Even with her crippled mainsail, the Ghost kept ahead of the schooner for a long while, and the latter did not overtake her until she was half way from Sandy Hook to the Narrows. Now that home was so near, and the dangers of the cruise were over, the boys regretted that they had not cut loose from the schooner when she was within sight of Fire Island inlet. They could have entered the Great South Bay through the inlet, and carried out their plan of crossing from Shinnecock Bay to Peconic Bay.

"It is a shame," said Harry, "to go home when nobody is expecting us. We told them we should be gone for at least four weeks."

"What is a greater shame, if you look at it in that way, is our giving up the brig to the schooner's people," remarked Charley.

"Why, what else could we do?" asked Tom. "You said yourself that we couldn't work the brig in, and that we must abandon her."

"Why couldn't we have hired the captain to send us a steam-tug? We could have staid on board the brig just as well as the mate and the two men, and if the steam-tug tows them in, why couldn't we have been towed in?"

"I never thought of that," exclaimed Tom.

"Nor I," said Harry and Joe, both together.

"Well, I did think of it," resumed Charley, "and if I'd been alone on the brig, I would have done it.
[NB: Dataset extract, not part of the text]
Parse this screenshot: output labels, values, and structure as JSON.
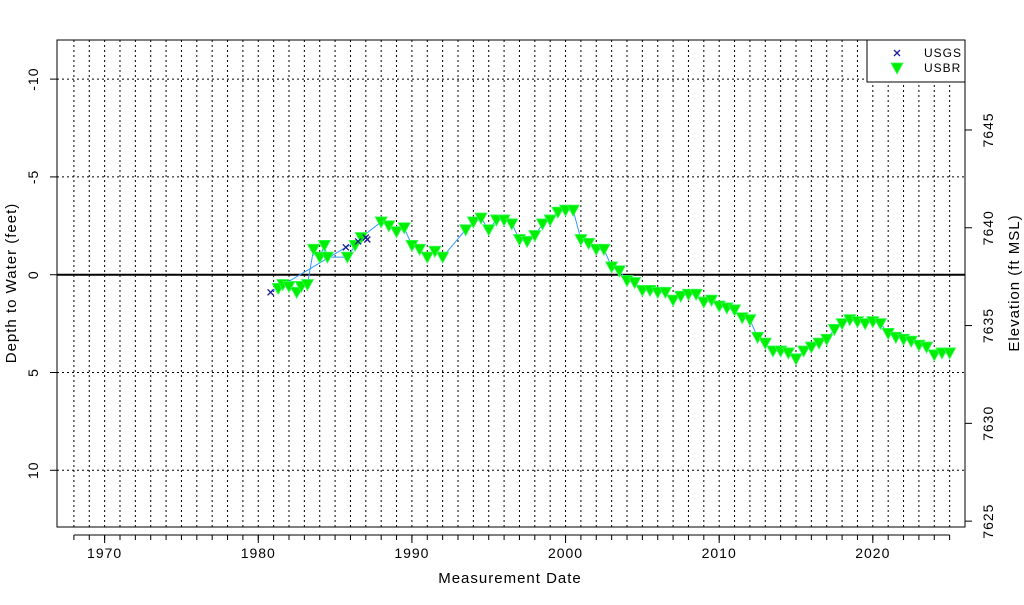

But then Uncle John expected me to take care of the Ghost and her crew, and I wasn't instructed to run any risk for the sake of bringing abandoned vessels into port. We did right to give up the brig, but at the same time we did lose a fair chance of making a good big sum of money."

"Why shouldn't we keep right on through Hell Gate into the Sound, and cruise round that way to Canoe Place, and come back through the South Bays?" said Harry. "We can do it easily enough in four weeks."

"And not go home at all?" asked Tom.